For myself I have to be my own therapist and steer the ship and lead the session, but both ways are just as enjoyable.
What’s your main source of inspiration?
Living, conversations, friend’s dramas, my own dramas and human nature. quotes, poems and the complexities of love.
Who do you think are some of the best songwriters in the industry right now?
Oh, there’s so many good ones, including some of my friends and co-writers. Ali Tamposi, John Ryan, Julian Bunetta, Ed Drewett, Ilsey Juber, Sam Fischer, Ollie Marland, Futurecut, Sonny Mason, Sarah Aaron’s, Emily Warren, Kamille. Too many to name such talent out there.
Can you tell us a little bit about your latest song, Liquid?
It’s really my response to haters, trolls and people who just aren’t negative and trying to portray these perfect lives and tear everyone else down.
It’s about me understanding that all this social media stuff isn’t real, and to not let anything get to me and to live my life, remembering that words are powerful, and everyone should be a lot more responsible with what they say, one thing you say to someone can change their life, for good or bad.
Talk us through the recording process for the track!
Honestly the song almost didn’t happen! I was having a really bad anxiety-filled day, a lot was going on, and when I was listening through beats and chords nothing was inspiring me - my head was just too distracted.
So I told the producers (Mark Jackson, Ian Scott) how I was feeling and I said I’d just go to the bathroom take a breath and then see how I feel, I wanted to leave because I didn’t want to waste anyone’s time, but as I came back in one of the guys was playing the guitar riff that would become Liquid.
I said ‘wait, what’s that’ he said, ‘I’m just messing around’ so I said ‘keep doing that’. I immediately ran to my phone and scrolled to a lyric I had called Liquid a few months before.

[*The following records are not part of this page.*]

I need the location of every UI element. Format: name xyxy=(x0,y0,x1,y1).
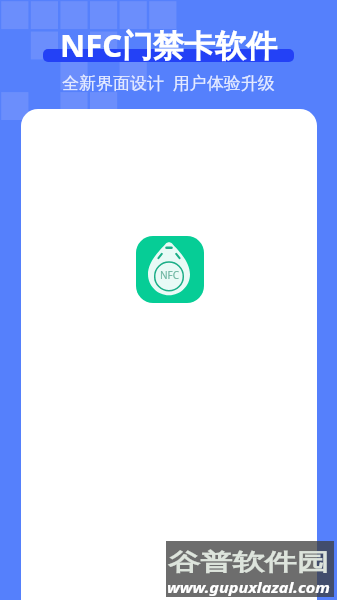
staticText: NFC xyxy=(160,268,180,282)
button[interactable]: NFC xyxy=(136,236,204,303)
staticText: 谷普软件园 xyxy=(168,548,329,577)
staticText: NFC门禁卡软件 xyxy=(60,24,278,66)
staticText: 全新界面设计 用户体验升级 xyxy=(62,71,275,94)
staticText: www.gupuxlazal.com xyxy=(167,577,330,597)
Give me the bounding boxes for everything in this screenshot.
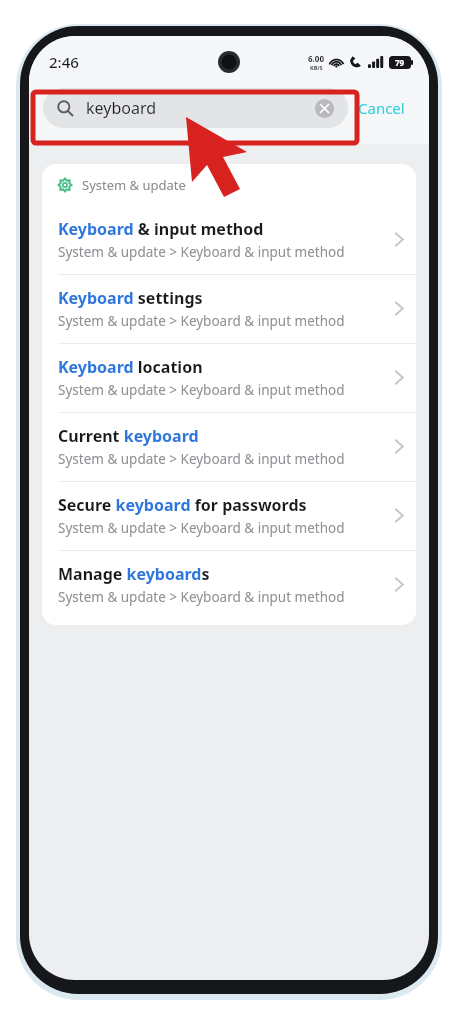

I knew what he was playing would fit with it and I immediately sang a melody with lyrics to his guitar and 30 minutes later we had Liquid. The vocals I kept from the original sessions on that first day and then to finish the production I went in with Cadenza and added some more elements, and that was it.
What are your aspirations for the song?
I hope it reminds people to be more careful with their words and to just be nicer and more positive. Also, I hope it helps anyone who is being bullied, or trolled, or hated on, to not let it affect their day or bring them down.
What does the rest of 2018 have in store for you?
Performing, writing, finishing my album, releasing more singles, I have a show on September 12th for Gold Dust at Hoxton Bar in London. I’m also supporting Alanis Morrissette again in the USA end of September and have more shows to be announced.